MVB Senate speech on the judiciary, 10 April 1826

MVB Senate speech on the judiciary, 10 April 1826

SENATE.

Mr. VAN BUREN said he had listened with great attention and profit to the gentleman from Kentucky, on the subject of his proposed amendment; but he could not vote for it in the form in which it now stood. Not that he was opposed to the principle, but he did not think they were properly connected with the bill now under consideration. The general rule, Mr. V. B. said, which would influence his mind on this subject, had already been stated by the gentlemen from Maine and Tennessee; his object in rising was to state one or two facts. With respect to the first branch of the amendment, which required a certain number of Judges to unite in the decision in certain cases, that subject was proposed when this bill was under consideration in the other House; it was discussed at large, and was resisted there on the same ground on which it is resisted here, and was finally rejected. It was in order, and proper, Mr. V. B. said, to advert to it. They knew, in all probability, that the adoption of it here would serve no other purpose than to retard the passage of the bill, which he believed was necessary should soon be passed, that the advantages expected to be derived from it might be realized.
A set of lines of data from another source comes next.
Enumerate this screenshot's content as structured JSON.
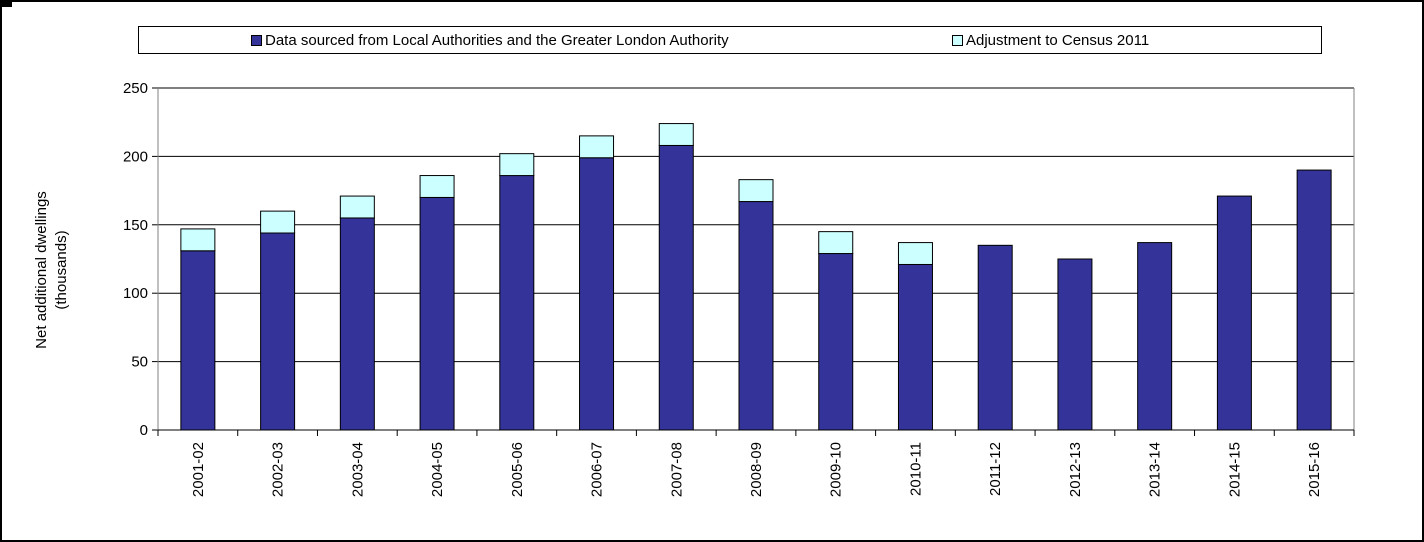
{
  "colors": {
    "primary": "#333399",
    "adjustment": "#ccffff",
    "grid": "#000000"
  },
  "chart_data": {
    "type": "bar",
    "stacked": true,
    "categories": [
      "2001-02",
      "2002-03",
      "2003-04",
      "2004-05",
      "2005-06",
      "2006-07",
      "2007-08",
      "2008-09",
      "2009-10",
      "2010-11",
      "2011-12",
      "2012-13",
      "2013-14",
      "2014-15",
      "2015-16"
    ],
    "series": [
      {
        "name": "Data sourced from Local Authorities and the Greater London Authority",
        "color": "#333399",
        "values": [
          131,
          144,
          155,
          170,
          186,
          199,
          208,
          167,
          129,
          121,
          135,
          125,
          137,
          171,
          190
        ]
      },
      {
        "name": "Adjustment to Census 2011",
        "color": "#ccffff",
        "values": [
          16,
          16,
          16,
          16,
          16,
          16,
          16,
          16,
          16,
          16,
          0,
          0,
          0,
          0,
          0
        ]
      }
    ],
    "ylabel_lines": [
      "Net additional dwellings",
      "(thousands)"
    ],
    "xlabel": "",
    "ylim": [
      0,
      250
    ],
    "yticks": [
      0,
      50,
      100,
      150,
      200,
      250
    ],
    "grid": true,
    "legend": "top"
  }
}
With respect to the second branch of the amendment, that subject also had been referred to the Judiciary Committee, and had received a good deal of their time and attention; and for himself, Mr. V. B. said, he thought the amendment proposed by the gentleman from Kentucky, with some modification, would remedy the existing evil. The proposition was in itself proper and right; and he should be willing to unite in a report of the Judiciary Committee, recommending its adoption, with some alteration of the details. There is a bill now pending in the other House, containing the same provisions, as far as the United States are concerned. When that bill came here, Mr. V. B. said, or when the Judiciary Committee were referred to on the subject, he would lend his aid to carry into effect the views of the gentleman from Kentucky on these two objects. He was certain that some modification would be necessary; it was an object that had but recently been brought before them, and, connected with this bill, he was opposed to it, for the reasons he had stated.

(Mr. MILLS, Mr. TAZEWELL, and Mr. JOHNSON, of Ky. here successively delivered their sentiments on the question. It is a subject of great regret to the Editors, that they have it not in their power to introduce these speeches in their proper places.
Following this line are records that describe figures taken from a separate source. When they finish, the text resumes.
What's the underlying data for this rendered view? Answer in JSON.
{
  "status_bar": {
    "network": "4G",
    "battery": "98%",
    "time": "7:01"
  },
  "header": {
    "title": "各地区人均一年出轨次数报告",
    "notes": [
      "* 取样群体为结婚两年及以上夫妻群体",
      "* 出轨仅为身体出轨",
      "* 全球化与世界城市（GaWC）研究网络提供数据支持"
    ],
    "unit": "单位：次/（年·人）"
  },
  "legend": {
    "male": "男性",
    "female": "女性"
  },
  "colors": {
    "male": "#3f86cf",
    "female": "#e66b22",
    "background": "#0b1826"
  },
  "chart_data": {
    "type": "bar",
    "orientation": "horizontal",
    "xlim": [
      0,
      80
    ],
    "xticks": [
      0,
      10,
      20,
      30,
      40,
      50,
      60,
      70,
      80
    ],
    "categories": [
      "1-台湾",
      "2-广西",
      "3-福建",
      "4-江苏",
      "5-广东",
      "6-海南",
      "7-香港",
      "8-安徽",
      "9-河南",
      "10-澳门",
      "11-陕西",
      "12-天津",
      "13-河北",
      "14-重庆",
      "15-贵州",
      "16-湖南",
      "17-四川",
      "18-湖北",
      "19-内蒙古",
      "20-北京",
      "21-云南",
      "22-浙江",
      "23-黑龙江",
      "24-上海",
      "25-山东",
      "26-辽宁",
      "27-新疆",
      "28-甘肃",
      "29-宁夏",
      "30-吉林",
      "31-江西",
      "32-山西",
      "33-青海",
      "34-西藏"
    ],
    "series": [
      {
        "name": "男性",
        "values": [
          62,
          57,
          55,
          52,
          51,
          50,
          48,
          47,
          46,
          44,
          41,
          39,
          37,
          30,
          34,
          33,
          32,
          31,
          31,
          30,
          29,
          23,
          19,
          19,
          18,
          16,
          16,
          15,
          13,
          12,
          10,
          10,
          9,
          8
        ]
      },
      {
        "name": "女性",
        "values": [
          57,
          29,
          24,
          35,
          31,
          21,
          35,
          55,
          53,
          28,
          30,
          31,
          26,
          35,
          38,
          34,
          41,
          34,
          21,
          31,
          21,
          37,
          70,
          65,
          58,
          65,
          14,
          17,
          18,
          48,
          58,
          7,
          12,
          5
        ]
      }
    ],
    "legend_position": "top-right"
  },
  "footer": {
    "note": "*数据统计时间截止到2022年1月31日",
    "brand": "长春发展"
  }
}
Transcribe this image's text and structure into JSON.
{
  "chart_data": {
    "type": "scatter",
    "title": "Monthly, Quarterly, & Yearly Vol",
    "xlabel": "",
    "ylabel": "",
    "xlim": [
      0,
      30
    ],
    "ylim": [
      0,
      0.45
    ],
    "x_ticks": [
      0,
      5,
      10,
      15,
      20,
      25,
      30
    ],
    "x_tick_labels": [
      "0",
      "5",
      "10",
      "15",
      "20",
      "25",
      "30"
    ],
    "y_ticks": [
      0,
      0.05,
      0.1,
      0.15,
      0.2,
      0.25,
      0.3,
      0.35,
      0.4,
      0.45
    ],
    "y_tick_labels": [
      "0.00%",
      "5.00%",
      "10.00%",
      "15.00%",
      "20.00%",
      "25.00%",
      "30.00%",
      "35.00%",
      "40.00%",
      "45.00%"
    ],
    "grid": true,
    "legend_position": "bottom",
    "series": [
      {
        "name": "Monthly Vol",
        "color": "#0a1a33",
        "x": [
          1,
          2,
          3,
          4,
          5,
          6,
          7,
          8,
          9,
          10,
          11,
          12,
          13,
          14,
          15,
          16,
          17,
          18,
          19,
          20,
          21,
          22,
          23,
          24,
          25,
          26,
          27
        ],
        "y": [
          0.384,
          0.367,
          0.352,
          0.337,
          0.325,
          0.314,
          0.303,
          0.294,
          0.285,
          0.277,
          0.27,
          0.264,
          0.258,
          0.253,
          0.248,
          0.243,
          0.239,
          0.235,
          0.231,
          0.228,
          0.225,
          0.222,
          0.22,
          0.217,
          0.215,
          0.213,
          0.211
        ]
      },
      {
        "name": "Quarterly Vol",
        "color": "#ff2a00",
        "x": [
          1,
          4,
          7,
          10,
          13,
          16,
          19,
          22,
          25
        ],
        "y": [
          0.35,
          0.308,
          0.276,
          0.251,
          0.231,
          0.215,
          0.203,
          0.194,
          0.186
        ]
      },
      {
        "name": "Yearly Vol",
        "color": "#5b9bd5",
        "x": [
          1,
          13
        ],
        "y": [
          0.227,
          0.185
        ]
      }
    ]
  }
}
Mr. VAN BUREN said he had stated he concurred generally with the gentleman from Kentucky. He concurred with him further, in his entire willingness to adopt the other remedy he proposes, to curtail the power of jurisdiction of the Supreme Court of the United States. On this principle, he would expunge from the Constitution the clause declaring no State shall pass any law impairing the obligation of contracts, and he would do so for the reasons assigned by the gentleman from Massachusetts. It was an article inserted in the Constitution at the time when the State Governments did not hold that rank to which they are now entitled. But that could only be done by an amendment of the Constitution. Mr. V. B. said his principal object in rising was to weaken the force of the objection last urged by the gentleman from Virginia, and which was to this effect: The bill on the table is defective, inasmuch as, by its provisions, a decision pronounced by the Judges at one term, might be reversed by a decision of the majority of the Judges, at a subsequent meeting of the Court. True, that was the case. But, Mr. V. B. said, it had been the case for the last twenty years. It was true, as the gentleman from Virginia had stated, that, at the first organization of the Judicial System, the difficulty was guarded against. There were five Judges, four were necessary to form a Court, and three were a majority. That continued to be the case after the number was raised to six. But in 1807, an additional Judge was added to the bench of the Supreme Court, making seven, and four were necessary to form a quorum up to the present time. From that time to the present, it has been in the power of a full Bench to modify or reverse a principle previously established. But when twenty years have passed without any such occurrence having taken place, Mr. V. B. thought that legislative provisions on that subject might be deferred till it could be brought up disencumbered from the present bill.